The song itself is disappointing. Like many of Dylan’s more recent releases — and some of his older ones — it rambles and lacks a consistent melody.
(Dylan sounds more and more like my uncle’s impression of him and less and less like the legend he is.)
The truth is, when it comes to memorializing people like Lenny Bruce, John Lennon and John Kennedy, Dylan loses his touch, an ability to sink into poetic connections without losing the need for all things traditionally required of music such as a strong, memorable melody.
That said, like any Bob Dylan song, it’s lyrically good — great, even. It contains his trademark imagery: redemption, religious allusions, the closeness of mortality, discomfort with being the center of attention, all condensed in his heartbreaking verse.
(Maybe my mom was onto something when she said Dylan could relate to JFK because both are, in a sense, dead. Bob Dylan will never die musically, so her intended point is already mute, but his music has always contained an eerie closeness to death, as if he might actually be ”knocking on heaven’s door.“)
The first three verses put Kennedy‘s assassination in the context of Dylan’s life alongside an array of tangential events. They constantly reference other musicians’ works, American folk tales and facts about the assassination. These rapid-fire allusions climax in the fourth verse when Dylan starts every line with “play,” phrasing presumably addressed to the legendary radio DJ, Wolfman Jack. The allusory escapade then mutates into a sequence of song references, each holding a unique meaning to Dylan and to the time period. He even dedicates some of the songs to Kennedy’s lovers and one to Lady Macbeth.
(Honestly, I don‘t have the time or mental aptitude to unpack all the song references and their meanings. Dylan‘s work pulls from songs and lyrics in such diverse genre as 1800 folk songs, 1920s jazz standards and even the Dead Kennedy’s — a quip, I'm sure.)
Dylan finishes his 17-minute recount by asking Jack to play “Murder Most Foul,” putting his own song into dialogue with the catalog of music on which it‘s built.
(It seems Dylan released his song with intention. He wants to put “A Murder Most foul” in the middle of a conversation between communication musical tradition and contemporary dynamics. After Kennedy‘s assassination, Dylan felt uncertain and hopeless, so he listened to songs that would make sense of the world around him.)

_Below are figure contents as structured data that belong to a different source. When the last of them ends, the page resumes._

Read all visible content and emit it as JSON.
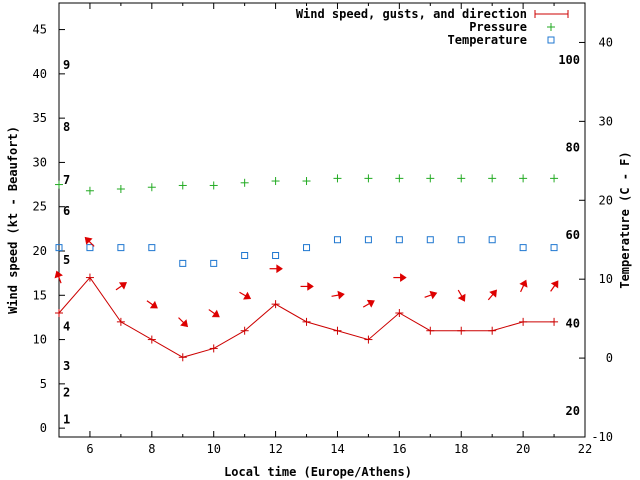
{
  "chart_data": {
    "type": "line",
    "xlabel": "Local time (Europe/Athens)",
    "ylabel_left": "Wind speed (kt - Beaufort)",
    "ylabel_right": "Temperature (C - F)",
    "xlim": [
      5,
      22
    ],
    "ylim_left": [
      -1,
      48
    ],
    "ylim_right": [
      -10,
      45
    ],
    "x_ticks": [
      6,
      8,
      10,
      12,
      14,
      16,
      18,
      20,
      22
    ],
    "y_ticks_left": [
      0,
      5,
      10,
      15,
      20,
      25,
      30,
      35,
      40,
      45
    ],
    "y_ticks_right": [
      -10,
      0,
      10,
      20,
      30,
      40
    ],
    "beaufort_labels": [
      {
        "label": "1",
        "kt": 1
      },
      {
        "label": "2",
        "kt": 4
      },
      {
        "label": "3",
        "kt": 7
      },
      {
        "label": "4",
        "kt": 11.5
      },
      {
        "label": "5",
        "kt": 19
      },
      {
        "label": "6",
        "kt": 24.5
      },
      {
        "label": "7",
        "kt": 28
      },
      {
        "label": "8",
        "kt": 34
      },
      {
        "label": "9",
        "kt": 41
      }
    ],
    "fahrenheit_labels": [
      {
        "label": "20",
        "celsius": -6.7
      },
      {
        "label": "40",
        "celsius": 4.4
      },
      {
        "label": "60",
        "celsius": 15.6
      },
      {
        "label": "80",
        "celsius": 26.7
      },
      {
        "label": "100",
        "celsius": 37.8
      }
    ],
    "legend": [
      {
        "name": "Wind speed, gusts, and direction",
        "marker": "line-plus",
        "color": "#cc0000"
      },
      {
        "name": "Pressure",
        "marker": "plus",
        "color": "#22aa22"
      },
      {
        "name": "Temperature",
        "marker": "square",
        "color": "#1f77d0"
      }
    ],
    "series": [
      {
        "name": "Wind speed, gusts, and direction",
        "axis": "left",
        "color": "#cc0000",
        "x": [
          5,
          6,
          7,
          8,
          9,
          10,
          11,
          12,
          13,
          14,
          15,
          16,
          17,
          18,
          19,
          20,
          21
        ],
        "values": [
          13,
          17,
          12,
          10,
          8,
          9,
          11,
          14,
          12,
          11,
          10,
          13,
          11,
          11,
          11,
          12,
          12
        ]
      },
      {
        "name": "Pressure",
        "axis": "left",
        "color": "#22aa22",
        "x": [
          5,
          6,
          7,
          8,
          9,
          10,
          11,
          12,
          13,
          14,
          15,
          16,
          17,
          18,
          19,
          20,
          21
        ],
        "values": [
          27.5,
          26.8,
          27.0,
          27.2,
          27.4,
          27.4,
          27.7,
          27.9,
          27.9,
          28.2,
          28.2,
          28.2,
          28.2,
          28.2,
          28.2,
          28.2,
          28.2
        ]
      },
      {
        "name": "Temperature",
        "axis": "right",
        "color": "#1f77d0",
        "x": [
          5,
          6,
          7,
          8,
          9,
          10,
          11,
          12,
          13,
          14,
          15,
          16,
          17,
          18,
          19,
          20,
          21
        ],
        "values": [
          14,
          14,
          14,
          14,
          12,
          12,
          13,
          13,
          14,
          15,
          15,
          15,
          15,
          15,
          15,
          14,
          14
        ]
      }
    ],
    "wind_direction_arrows": {
      "x": [
        5,
        6,
        7,
        8,
        9,
        10,
        11,
        12,
        13,
        14,
        15,
        16,
        17,
        18,
        19,
        20,
        21
      ],
      "y": [
        17,
        21,
        16,
        14,
        12,
        13,
        15,
        18,
        16,
        15,
        14,
        17,
        15,
        15,
        15,
        16,
        16
      ],
      "angle_deg": [
        -110,
        -135,
        -35,
        35,
        45,
        35,
        30,
        0,
        0,
        -10,
        -30,
        0,
        -20,
        60,
        -50,
        -65,
        -55
      ]
    },
    "grid": false,
    "legend_position": "top-right"
  }
}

My mom was wrong when she derided Dylan for being out of touch. As I obsessively scoured Spotify in search of comfort — a comfort I didn’t find by watching a movie with my parents or enjoying a glass of wine — I found it in a rambling 17-minute song, which forced me to slow down a moment and realize that crisis isn't new.
(But in the end, it doesn’t matter what I write or think. Bob Dylan does as he pleases.)